The sample preparation and mass spectrometry data acquisition were performed exactly as previously detailed by us10. Proteomic identification was performed using PatternLab for proteomics V software. Peptide identification was based on the SwissProt Homo sapiens sequence database and bioinformatic analysis, including protein quantitation by Extracted Ion Chromatogram (XIC) was performed exactly as previously described9,25,26.

Comprehensive proteomic analysis across gender and equipment variances

This manuscript builds upon two distinct cohorts. The first, consists of 20 samples: 10 from the left and 10 from the right side of the facial skin of male bus drivers in Curitiba, Brazil10. The second, serving for validation purposes, comprising seven female drivers from the same city, contributing an additional 14 samples in total. The primary distinction in data generation between the cohorts lies in the mass spectrometry equipment used: the initial dataset was produced using an Exploris 240 Mass Spectrometer, whereas the subsequent dataset utilized an Orbitrap Fusion Lumos. Aside from this, the protocols were the same; therefore, mitigating experimental variability that could arise from differing sample preparation procedures.

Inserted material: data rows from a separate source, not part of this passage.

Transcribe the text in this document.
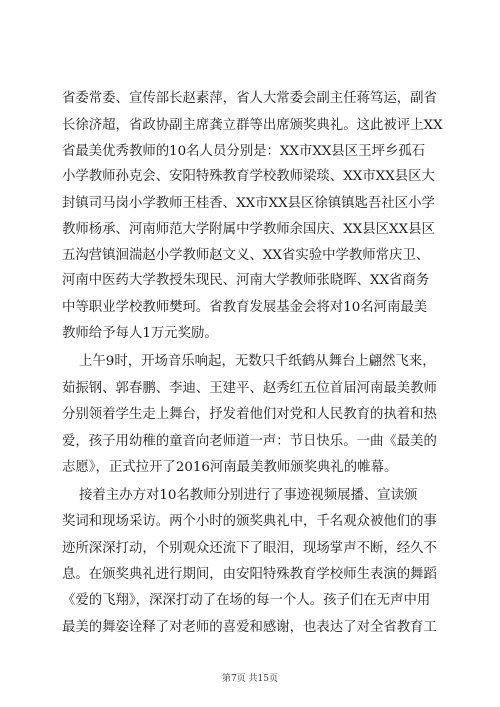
省委常委、宣传部长赵素萍，省人大常委会副主任蒋笃运，副省
长徐济超，省政协副主席龚立群等出席颁奖典礼。这此被评上XX
省最美优秀教师的10名人员分别是：XX市XX县区王坪乡孤石
小学教师孙克会、安阳特殊教育学校教师梁琰、XX市XX县区大
封镇司马岗小学教师王桂香、XX市XX县区徐镇镇匙吾社区小学
教师杨承、河南师范大学附属中学教师余国庆、XX县区XX县区
五沟营镇洄湍赵小学教师赵文义、XX省实验中学教师常庆卫、
河南中医药大学教授朱现民、河南大学教师张晓晖、XX省商务
中等职业学校教师樊珂。省教育发展基金会将对10名河南最美
教师给予每人1万元奖励。
上午9时，开场音乐响起，无数只千纸鹤从舞台上翩然飞来，
茹振钢、郭春鹏、李迪、王建平、赵秀红五位首届河南最美教师
分别领着学生走上舞台，抒发着他们对党和人民教育的执着和热
爱，孩子用幼稚的童音向老师道一声：节日快乐。一曲《最美的
志愿》，正式拉开了2016河南最美教师颁奖典礼的帷幕。
接着主办方对10名教师分别进行了事迹视频展播、宣读颁
奖词和现场采访。两个小时的颁奖典礼中，千名观众被他们的事
迹所深深打动，个别观众还流下了眼泪，现场掌声不断，经久不
息。在颁奖典礼进行期间，由安阳特殊教育学校师生表演的舞蹈
《爱的飞翔》，深深打动了在场的每一个人。孩子们在无声中用
最美的舞姿诠释了对老师的喜爱和感谢，也表达了对全省教育工
第7页 共15页
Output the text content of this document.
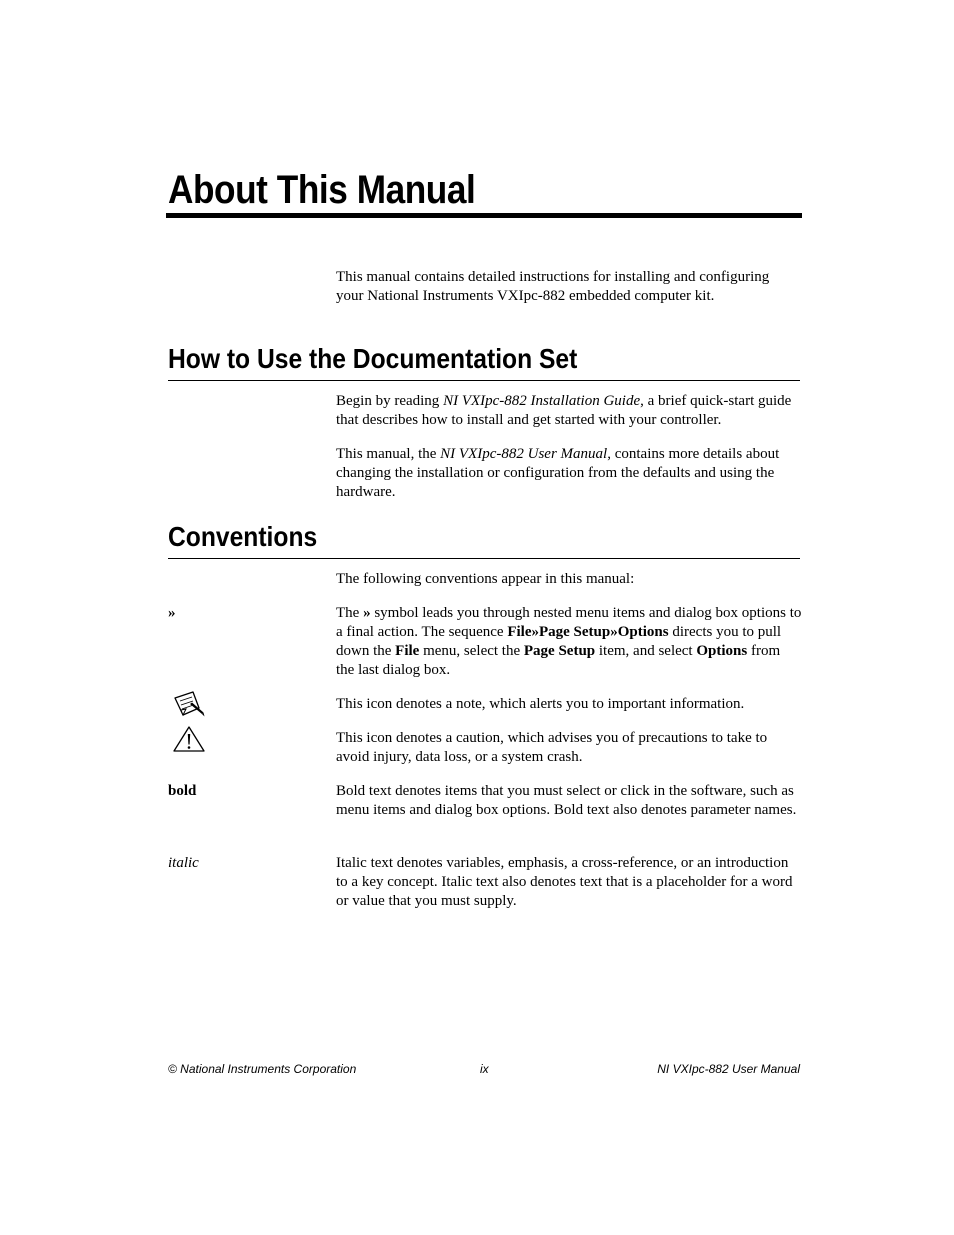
About This Manual

This manual contains detailed instructions for installing and configuring your National Instruments VXIpc-882 embedded computer kit.

How to Use the Documentation Set

Begin by reading NI VXIpc-882 Installation Guide, a brief quick-start guide that describes how to install and get started with your controller.

This manual, the NI VXIpc-882 User Manual, contains more details about changing the installation or configuration from the defaults and using the hardware.

Conventions

The following conventions appear in this manual:

»	The » symbol leads you through nested menu items and dialog box options to a final action. The sequence File»Page Setup»Options directs you to pull down the File menu, select the Page Setup item, and select Options from the last dialog box.

This icon denotes a note, which alerts you to important information.

This icon denotes a caution, which advises you of precautions to take to avoid injury, data loss, or a system crash.

bold	Bold text denotes items that you must select or click in the software, such as menu items and dialog box options. Bold text also denotes parameter names.

italic	Italic text denotes variables, emphasis, a cross-reference, or an introduction to a key concept. Italic text also denotes text that is a placeholder for a word or value that you must supply.

© National Instruments Corporation	ix	NI VXIpc-882 User Manual
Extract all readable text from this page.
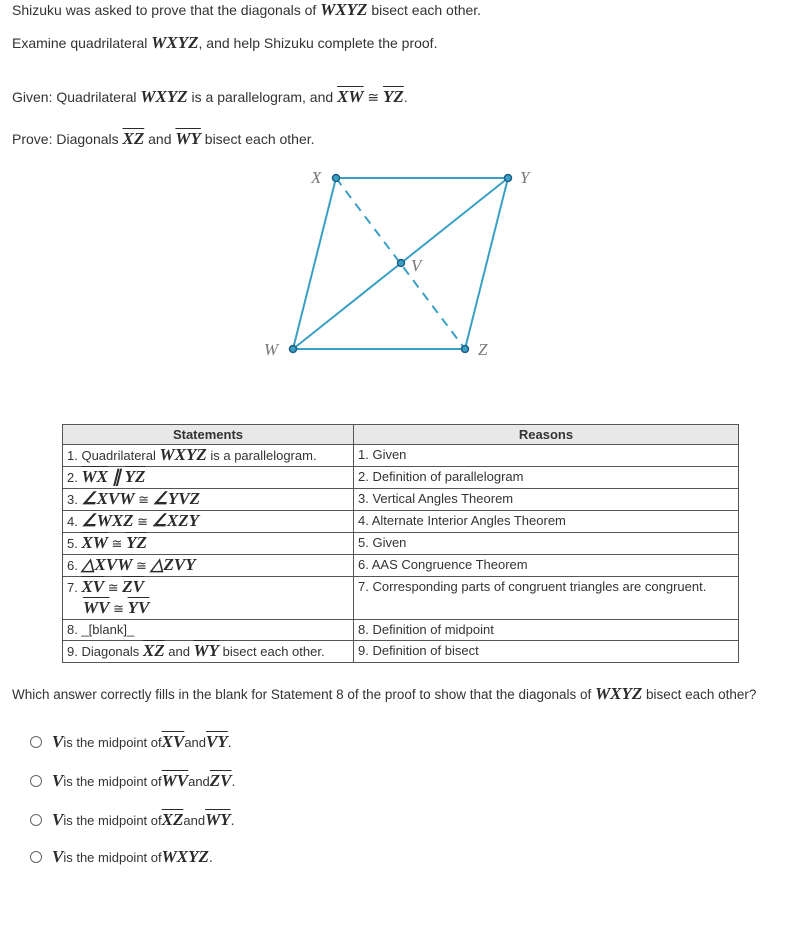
Shizuku was asked to prove that the diagonals of WXYZ bisect each other.
Examine quadrilateral WXYZ, and help Shizuku complete the proof.
Given: Quadrilateral WXYZ is a parallelogram, and $\overline{XW}$ ≅ $\overline{YZ}$.
Prove: Diagonals $\overline{XZ}$ and $\overline{WY}$ bisect each other.
X	Y
V
W	Z
Statements	Reasons
1. Quadrilateral WXYZ is a parallelogram.	1. Given
2. $\overline{WX}$ ∥ $\overline{YZ}$	2. Definition of parallelogram
3. ∠XVW ≅ ∠YVZ	3. Vertical Angles Theorem
4. ∠WXZ ≅ ∠XZY	4. Alternate Interior Angles Theorem
5. $\overline{XW}$ ≅ $\overline{YZ}$	5. Given
6. △XVW ≅ △ZVY	6. AAS Congruence Theorem

7. $\overline{XV}$ ≅ $\overline{ZV}$
$\overline{WV}$ ≅ $\overline{YV}$	7. Corresponding parts of congruent triangles are congruent.
8. _[blank]_	8. Definition of midpoint
9. Diagonals $\overline{XZ}$ and $\overline{WY}$ bisect each other.	9. Definition of bisect
Which answer correctly fills in the blank for Statement 8 of the proof to show that the diagonals of WXYZ bisect each other?
V is the midpoint of $\overline{XV}$ and $\overline{VY}$ .
V is the midpoint of $\overline{WV}$ and $\overline{ZV}$ .
V is the midpoint of $\overline{XZ}$ and $\overline{WY}$ .
V is the midpoint of WXYZ .
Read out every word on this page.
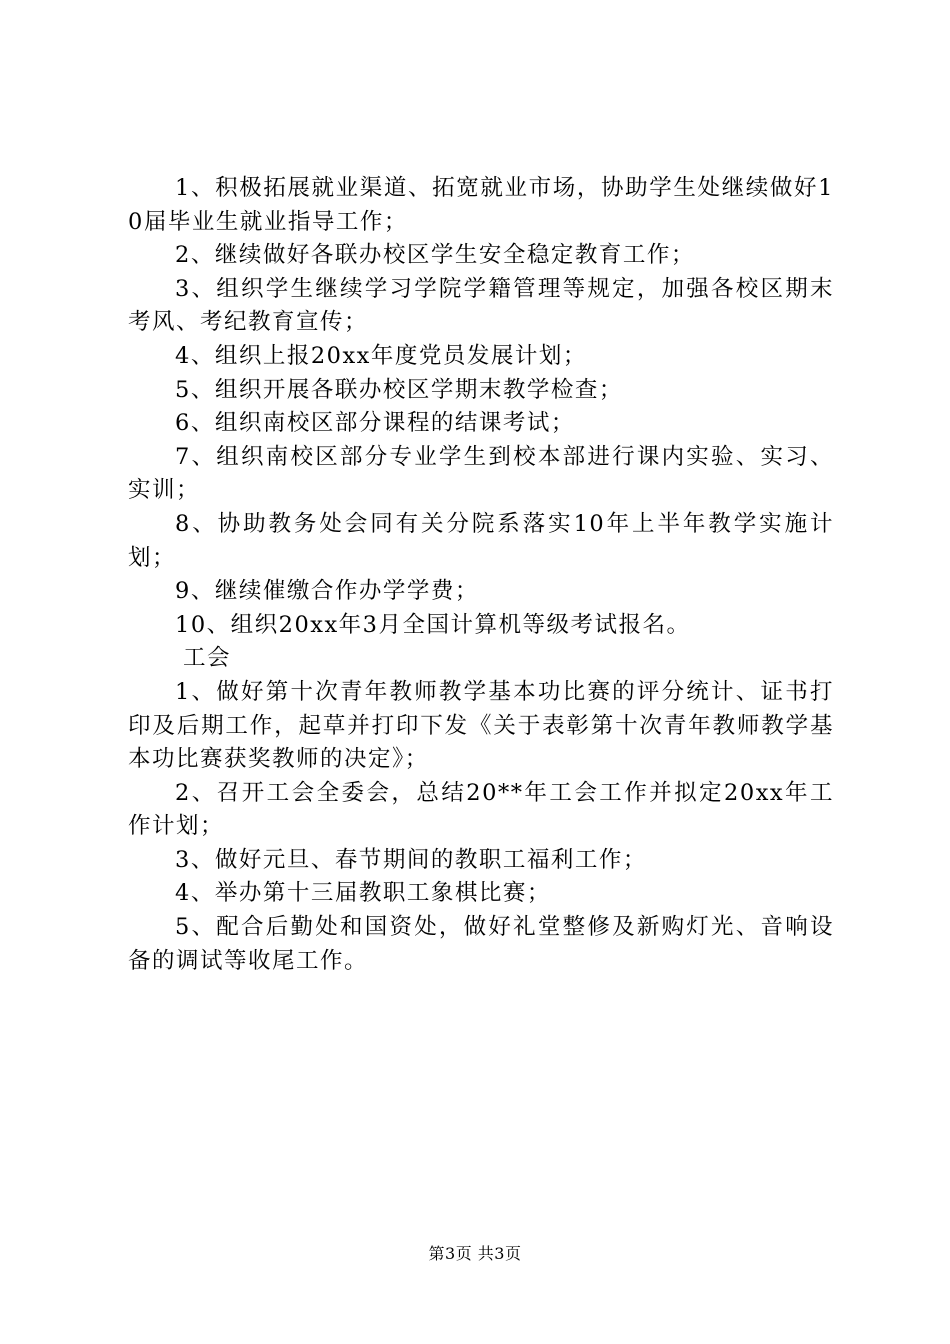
1、积极拓展就业渠道、拓宽就业市场，协助学生处继续做好10届毕业生就业指导工作；

2、继续做好各联办校区学生安全稳定教育工作；

3、组织学生继续学习学院学籍管理等规定，加强各校区期末考风、考纪教育宣传；

4、组织上报20xx年度党员发展计划；

5、组织开展各联办校区学期末教学检查；

6、组织南校区部分课程的结课考试；

7、组织南校区部分专业学生到校本部进行课内实验、实习、实训；

8、协助教务处会同有关分院系落实10年上半年教学实施计划；

9、继续催缴合作办学学费；

10、组织20xx年3月全国计算机等级考试报名。

工会

1、做好第十次青年教师教学基本功比赛的评分统计、证书打印及后期工作，起草并打印下发《关于表彰第十次青年教师教学基本功比赛获奖教师的决定》；

2、召开工会全委会，总结20**年工会工作并拟定20xx年工作计划；

3、做好元旦、春节期间的教职工福利工作；

4、举办第十三届教职工象棋比赛；

5、配合后勤处和国资处，做好礼堂整修及新购灯光、音响设备的调试等收尾工作。

第3页 共3页
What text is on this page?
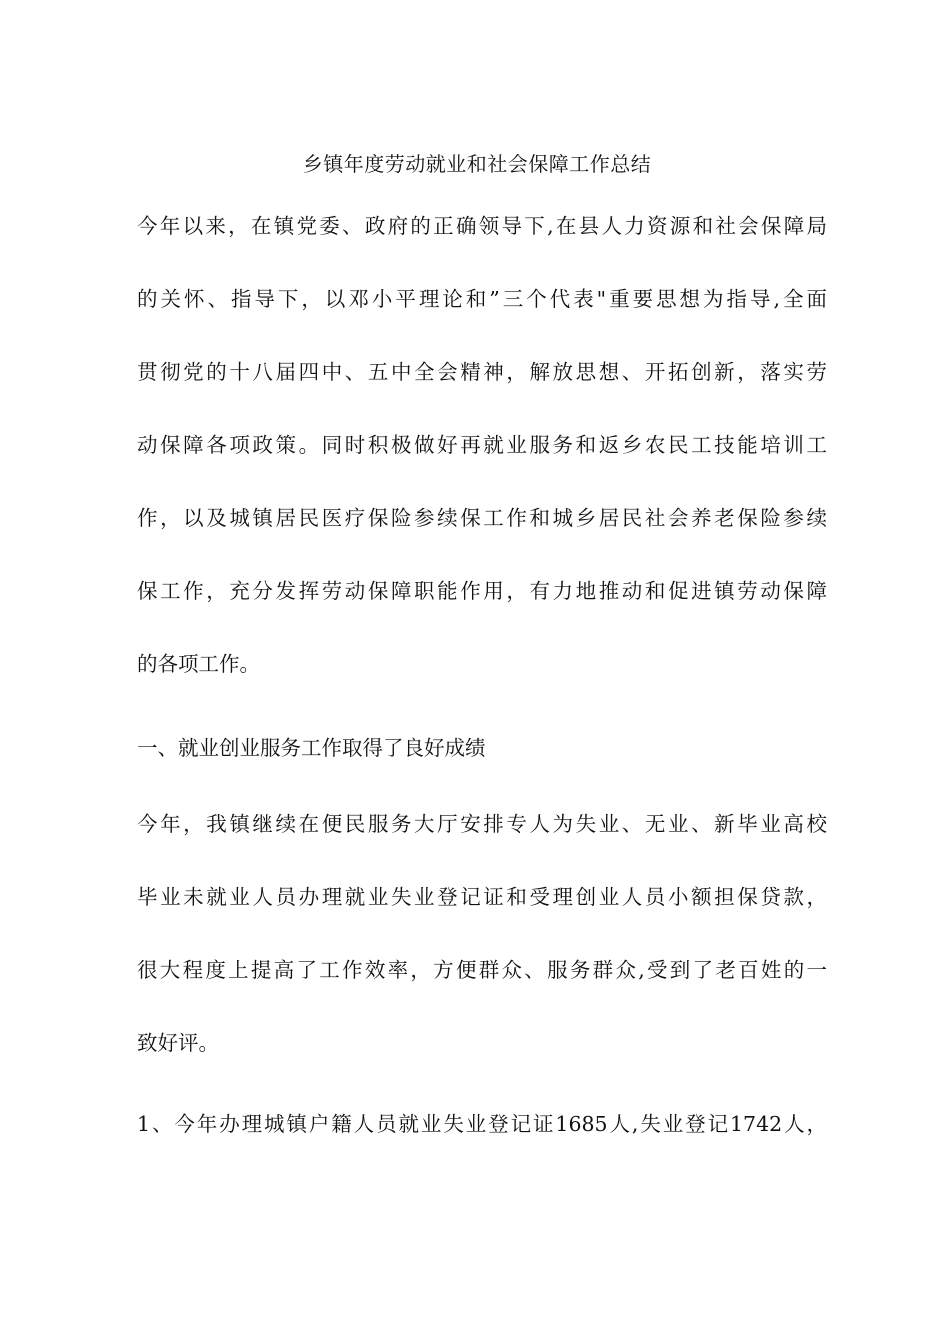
乡镇年度劳动就业和社会保障工作总结
今年以来，在镇党委、政府的正确领导下,在县人力资源和社会保障局
的关怀、指导下，以邓小平理论和”三个代表"重要思想为指导,全面
贯彻党的十八届四中、五中全会精神，解放思想、开拓创新，落实劳
动保障各项政策。同时积极做好再就业服务和返乡农民工技能培训工
作，以及城镇居民医疗保险参续保工作和城乡居民社会养老保险参续
保工作，充分发挥劳动保障职能作用，有力地推动和促进镇劳动保障
的各项工作。
一、就业创业服务工作取得了良好成绩
今年，我镇继续在便民服务大厅安排专人为失业、无业、新毕业高校
毕业未就业人员办理就业失业登记证和受理创业人员小额担保贷款，
很大程度上提高了工作效率，方便群众、服务群众,受到了老百姓的一
致好评。
1、今年办理城镇户籍人员就业失业登记证1685人,失业登记1742人，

Enhancing proteomic analysis through sample pairing

To enable paired proteomic statistics, we generated a software named Proteomic Pairwise Comparer. Typical proteomic data analyses calculate fold changes and p-values for each protein across different conditions or treatments to identify those that are differentially expressed. However, these methods frequently overlook the natural variability seen in measurements taken from the same person, a factor that’s especially important in studies where people are compared against their own baseline. Our “Paired Sample Analyzer” software addresses this limitation by allowing the user to pair samples from the same individual under different conditions, thereby providing a more accurate and nuanced statistic of protein abundancy changes.

The software’s central feature is its computation of fold changes—the ratio of protein abundance between paired conditions. It applies a one-sample t-test to these fold changes against a null hypothesis mean of zero, assuming no difference in protein expression between conditions. This process yields p-values alongside fold changes, providing a broad overview of the proteomic landscape. A visual representation of the software’s functionality is depicted in Fig. 1.

Fig. 1
figure 1

The Proteomic Pairwise Comparer software is designed for proteomic analysis, enabling the comparison of protein abundance in paired samples from the same individual under different conditions. By calculating fold changes and applying one-sample t-tests, it provides statistics on differential protein expressions, effectively addressing intra-individual variability. When selecting the protein in table the software shows the radar plot where blue lines are folding upregulated and red line down regulate for each paired sample.

Conclusion

We identified a set of proteins—Hemoglobin subunit beta (P68871), Keratin type I cytoskeletal 9 (P35527), Keratin type II cytoskeletal 1b (Q7Z794), F-box only protein 50 (Q6ZVX7), and Protein S100-A14 (Q9HCY8)—that were differentially abundant in both male and female cohorts with asymmetric sun exposure. These proteins indicate a defense mechanism against solar exposure, involving structural reinforcement, protein homeostasis, and cellular defense to counteract photoaging effects.

Our findings were enabled by the use of the Proteomic Pairwise Comparer software, which provides paired p-value analyses. This approach allowed for a more refined identification of proteins influenced by sun exposure, in contrast to non-paired analyses such as PatternLab’s T-Fold method, which did not consistently identify these proteins across datasets. This underscores the importance of paired experimental designs in proteomic studies, particularly when investigating human subjects, where inter-individual variability can obscure significant findings. When possible, opting for paired experimental designs allows for more sensitive statistical analyses to better explore and detect differentially abundant proteins.